Essays & Confessions

A Letter Of Appreciation For Kirk, The Best Financial Role Model On Gilmore Girls

By | Wednesday, November 21, 2018

Kirk Gleason was always one of my favorite Gilmore Girls characters; he was unique and kept the series entertaining. One of the more surprising facts about Kirk, however, is how he deals with money — as I recently rewatched the series, I couldn’t help but think, This guy is pretty financially savvy. That doesn’t mean that I necessarily agree with everything he does or think his financially savvy ways are always worth it. But I do think he sets a relatively good example of what it means to be financially fit. Let’s take a look at some of the ways Kirk practiced exemplary financial habits:

1. He didn’t buy anything if it was not the price he wanted to pay.

We see Kirk haggle — several times — and each time, he either secures the price he set out for, or he doesn’t buy the product. When Luke raised the price of toast, Kirk haggled until he paid what he wanted to. And, as he somewhat obnoxiously pointed out, situations like this were part of why Kirk had more cash for things like the down payment on the Twickham house. Now, I strongly believe in supporting small business owners, and I would have personally paid the extra 10 cents for a piece of toast. But the thought is there: don’t buy something if it costs more than you want to pay and the extra cost isn’t worth it for you (but please decide this before you eat the toast).

2. He cut costs in areas that were not as meaningful to him.

Most of us could not live with our parents nearly as long as Kirk did, but living alone was simply not important to him. It appears that his mother didn’t require him to pay anything, and while I hope he helped out somewhat, this would have likely saved him about half of the $250,000 that he was offering for that house downpayment. Choosing to live with his mother for so long allowed him to have enough money for what he really wanted, and for the most part, he seemed content living there. We can’t all live at home, but if we save in the areas that simply aren’t meaningful to us, we can reap the rewards in having enough for what we want when it counts.

3. Kirk was the original Side-Hustler

Kirk knows how to side hustle better than anyone. Whether it was delivering flowers, setting up alarm systems or selling the rings elderly woman left him, Kirk always found a way to make a little extra cash (and keep his life interesting).

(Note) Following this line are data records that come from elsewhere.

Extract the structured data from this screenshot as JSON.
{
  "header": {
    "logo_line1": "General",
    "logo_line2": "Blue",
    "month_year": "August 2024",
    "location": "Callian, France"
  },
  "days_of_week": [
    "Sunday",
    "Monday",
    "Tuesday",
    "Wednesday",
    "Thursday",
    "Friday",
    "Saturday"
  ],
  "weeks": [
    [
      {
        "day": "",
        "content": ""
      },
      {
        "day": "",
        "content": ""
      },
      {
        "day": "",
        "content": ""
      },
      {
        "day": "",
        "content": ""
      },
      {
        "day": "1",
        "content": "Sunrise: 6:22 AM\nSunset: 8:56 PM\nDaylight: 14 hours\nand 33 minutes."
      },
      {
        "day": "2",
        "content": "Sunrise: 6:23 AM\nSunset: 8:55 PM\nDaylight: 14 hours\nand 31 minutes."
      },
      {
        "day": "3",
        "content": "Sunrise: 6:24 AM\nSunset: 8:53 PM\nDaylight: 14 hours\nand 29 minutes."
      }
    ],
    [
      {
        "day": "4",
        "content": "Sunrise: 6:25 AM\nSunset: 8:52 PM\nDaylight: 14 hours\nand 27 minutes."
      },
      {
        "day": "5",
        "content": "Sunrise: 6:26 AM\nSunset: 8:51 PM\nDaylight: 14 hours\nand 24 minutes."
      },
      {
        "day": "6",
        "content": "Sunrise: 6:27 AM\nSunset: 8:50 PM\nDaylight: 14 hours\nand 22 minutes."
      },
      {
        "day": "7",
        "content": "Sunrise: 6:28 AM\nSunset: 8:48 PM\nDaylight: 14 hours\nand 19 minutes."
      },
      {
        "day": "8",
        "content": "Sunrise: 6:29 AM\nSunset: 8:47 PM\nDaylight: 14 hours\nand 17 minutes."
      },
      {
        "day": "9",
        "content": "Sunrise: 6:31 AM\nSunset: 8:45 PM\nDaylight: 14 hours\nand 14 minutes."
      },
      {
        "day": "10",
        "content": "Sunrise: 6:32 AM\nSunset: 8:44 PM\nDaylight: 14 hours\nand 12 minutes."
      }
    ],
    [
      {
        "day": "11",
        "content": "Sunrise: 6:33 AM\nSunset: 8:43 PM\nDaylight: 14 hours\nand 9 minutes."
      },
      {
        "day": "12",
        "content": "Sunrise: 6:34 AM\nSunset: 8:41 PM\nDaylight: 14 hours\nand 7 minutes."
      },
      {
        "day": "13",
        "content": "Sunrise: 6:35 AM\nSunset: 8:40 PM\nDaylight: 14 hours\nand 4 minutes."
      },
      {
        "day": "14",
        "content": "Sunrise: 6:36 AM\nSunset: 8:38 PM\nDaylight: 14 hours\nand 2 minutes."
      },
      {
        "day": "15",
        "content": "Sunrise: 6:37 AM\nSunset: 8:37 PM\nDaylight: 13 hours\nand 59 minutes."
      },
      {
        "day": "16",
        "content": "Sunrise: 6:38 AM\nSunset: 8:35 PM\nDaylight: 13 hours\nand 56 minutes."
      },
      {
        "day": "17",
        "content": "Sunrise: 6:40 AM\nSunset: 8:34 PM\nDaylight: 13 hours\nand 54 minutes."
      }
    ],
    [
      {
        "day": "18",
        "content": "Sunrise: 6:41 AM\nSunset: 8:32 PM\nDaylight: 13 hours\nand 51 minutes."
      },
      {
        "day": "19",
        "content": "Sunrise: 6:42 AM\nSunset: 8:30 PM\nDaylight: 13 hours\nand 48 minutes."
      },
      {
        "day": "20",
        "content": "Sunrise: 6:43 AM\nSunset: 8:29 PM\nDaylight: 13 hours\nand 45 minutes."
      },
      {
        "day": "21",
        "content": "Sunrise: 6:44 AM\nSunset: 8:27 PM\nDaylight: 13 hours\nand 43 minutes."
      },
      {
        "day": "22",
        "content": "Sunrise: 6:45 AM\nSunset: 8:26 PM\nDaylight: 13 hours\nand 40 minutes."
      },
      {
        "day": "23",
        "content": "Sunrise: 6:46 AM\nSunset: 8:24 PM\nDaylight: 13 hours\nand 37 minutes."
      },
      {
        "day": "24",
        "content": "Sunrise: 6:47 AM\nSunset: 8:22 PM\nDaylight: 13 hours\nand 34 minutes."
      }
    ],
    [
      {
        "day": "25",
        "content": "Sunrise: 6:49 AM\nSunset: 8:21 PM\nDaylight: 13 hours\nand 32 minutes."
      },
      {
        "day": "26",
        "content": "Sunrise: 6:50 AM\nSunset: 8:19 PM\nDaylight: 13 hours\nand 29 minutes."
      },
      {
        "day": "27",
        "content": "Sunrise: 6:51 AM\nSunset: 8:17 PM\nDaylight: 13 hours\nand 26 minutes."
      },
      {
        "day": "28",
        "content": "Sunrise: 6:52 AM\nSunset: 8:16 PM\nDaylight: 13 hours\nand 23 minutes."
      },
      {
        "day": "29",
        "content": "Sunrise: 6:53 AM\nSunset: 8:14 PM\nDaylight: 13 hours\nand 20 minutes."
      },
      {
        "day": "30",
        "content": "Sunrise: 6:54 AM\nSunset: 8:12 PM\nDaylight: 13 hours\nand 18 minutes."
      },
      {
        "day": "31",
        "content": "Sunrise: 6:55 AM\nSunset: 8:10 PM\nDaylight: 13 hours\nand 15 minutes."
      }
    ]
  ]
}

If there was a position in Stars Hollow, he was the first one to fill it, and he was able to take advantage of many job perks along the way. There is a side hustle for everyone — if you remain persistent in your search — and Kirk is proof of this. I wouldn’t recommend taking on every offer as he does, of course, as that might be overwhelming (and do more harm to your wellbeing than good to your wallet).

4. If there was a hole in the market, Kirk found it…

Not only a master side-hustler, Kirk was also an entrepreneur. As involved in Stars Hollow was he was, he always noticed when there was something missing. When Luke’s Diner was closed, he opened his own. Before Uber could make it to the town, Kirk started Ooober. The ideas were not always in good faith or successful, but he did his best to fill the needs of the community while earning himself a nice little cushion. Just like Kirk, if you can’t find the right side hustle for your talents or time through the channels that already exist, you can build your own (or find something you can add to the career that you’re already in).

5. …but he moved on without regret when something wasn’t successful.

Ooober was, of course, not Kirk’s best idea (and possibly illegal) and he moved on from it quite quickly. Throughout the many years of Kirk’s creative entrepreneurship, he never held onto projects that were no longer serving him. For many of us, it is difficult to decide when to move on, because we hear all of those quotes about how people were “about to make it” when they gave up. Once we determine that a project/job/or anything else in our life is a bust (or has reached its expiration date) we can move on and spend our time on things that are really meaningful to us.


Kirk had his quirks and challenges — and he may not have always made the right choices — but overall he was a Good Guy (™). He lived a life that he was happy with and often did what he could to help his neighbors and friends while never forgetting to take care of his finances. I am sure Kirk had a robust emergency fund and (hopefully) diversified assets, and if Kirk can do it, you can, too.

Mary is a teacher currently living in Europe.